Comme c’est toujours le cas avec de telles nouvelles découvertes, de nombreuses questions demeurent.

Les travaux futurs devront reproduire ces découvertes dans la nature, plutôt qu’en laboratoire, et avec un plus grand nombre de hiboux, afin de vraiment affirmer s’il s’agit d’un type de mimétisme batesien, dit Bruce Anderson, professeur d’entomologie à l’Université de Stellenbosch, en Afrique du Sud, qui n’a pas participé à l’étude. Une autre question est de savoir si les hiboux ne sont pas seulement effrayés par le volume du bourdonnement des chauves-souris, comme ils le pourraient par tout autre bruit fort inattendu. “Nous pouvons vouloir demander s’il s’agit d’un cas de mimétisme ou d’exploitation d’un biais sensoriel”, dit Anderson.

On ne sait pas non plus si, et dans quelle mesure, les hiboux craignent les insectes bourdonnants, bien que les données semblent suggérer que les oiseaux évitent généralement de nicher dans les cavités occupées par ces insectes. Les chercheurs pourraient également en savoir plus sur la question de savoir si ces bourdonnements sont propres aux insectes piqueurs ou si d’autres insectes neutres peuvent les produire. Ce serait aussi bien de tester si les hiboux qui ont été piqués réagissent avec plus de peur que ceux qui ne l’ont pas été, selon David Pfennigprofesseur de biologie à l’Université de Caroline du Nord à Chapel Hill, qui n’a pas participé à l’étude.

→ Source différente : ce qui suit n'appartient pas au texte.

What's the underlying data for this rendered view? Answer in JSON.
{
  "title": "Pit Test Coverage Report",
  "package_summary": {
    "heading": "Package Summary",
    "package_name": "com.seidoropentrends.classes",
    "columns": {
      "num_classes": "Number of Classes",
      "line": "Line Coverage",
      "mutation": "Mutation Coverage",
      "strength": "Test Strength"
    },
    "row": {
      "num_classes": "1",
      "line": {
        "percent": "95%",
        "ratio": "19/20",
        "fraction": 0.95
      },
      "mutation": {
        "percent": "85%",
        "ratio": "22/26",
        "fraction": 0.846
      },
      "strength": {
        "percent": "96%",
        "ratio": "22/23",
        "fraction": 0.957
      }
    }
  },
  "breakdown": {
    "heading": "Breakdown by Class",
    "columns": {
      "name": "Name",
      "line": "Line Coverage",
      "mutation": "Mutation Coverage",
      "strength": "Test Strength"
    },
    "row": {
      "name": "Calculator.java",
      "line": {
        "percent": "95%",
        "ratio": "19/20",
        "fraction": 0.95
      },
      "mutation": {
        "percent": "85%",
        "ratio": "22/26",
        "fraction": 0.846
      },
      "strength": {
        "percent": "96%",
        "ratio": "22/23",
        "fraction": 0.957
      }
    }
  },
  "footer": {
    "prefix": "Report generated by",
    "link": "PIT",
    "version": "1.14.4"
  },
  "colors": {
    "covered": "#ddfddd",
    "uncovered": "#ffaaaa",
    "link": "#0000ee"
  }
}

Bien que le mimétisme soit courant et que certains cas de mimétisme batesien soient bien connus, beaucoup de choses restent mystérieuses et frappantes, dit Pfennig. Il dit que c’est pourquoi des découvertes comme celle-ci sont importantes. “Le mimétisme batésien fournit certains de nos meilleurs exemples de la façon dont la sélection naturelle peut produire une adaptation remarquable, y compris entre des groupes d’organismes très éloignés”, déclare Pfennig. Il y en a d’autres exemples de mimétisme acoustique entre différentes espèces, comme la façon dont les chevêches des terriers peuvent émettre des sifflements qui ressemblent à des serpents à sonnette, mais un mammifère copiant un insecte semble être une vraie première.

À l’avenir, les scientifiques aimeraient affiner et élargir leurs recherches.

“Bien qu’il soit toujours utile de valider les observations sur le terrain, nos résultats étaient limpides”, déclare Russo. “Il serait intéressant de trouver des stratégies similaires chez d’autres espèces.” Avec plus de 1 400 espèces de chauves-souris, ainsi qu’une poignée d’espèces de vertébrés autres que les chauves-souris qui bourdonnent lorsqu’elles sont dérangées, Russo suppose que d’autres espèces en plus de celle qu’ils ont étudiée pourraient utiliser la même astuce.

La stratégie des animaux dans les cavités imitant des sons effrayants pour éviter les prédateurs pourrait être, en fait, répandue, dit Anastasia Hélène Dalzielchercheur en ornithologie à l’Université de Wollongong, en Australie, qui n’a pas participé à l’étude.

“La plupart de ce que nous savons sur le mimétisme provient d’études sur le mimétisme visuel, mais en principe, les signaux mimétiques pourraient fonctionner dans n’importe quel sens. [type]», explique Dalziel. “C’est vraiment formidable d’avoir un autre exemple de mimétisme acoustique… pour aider à encourager une enquête plus large sur le mimétisme.”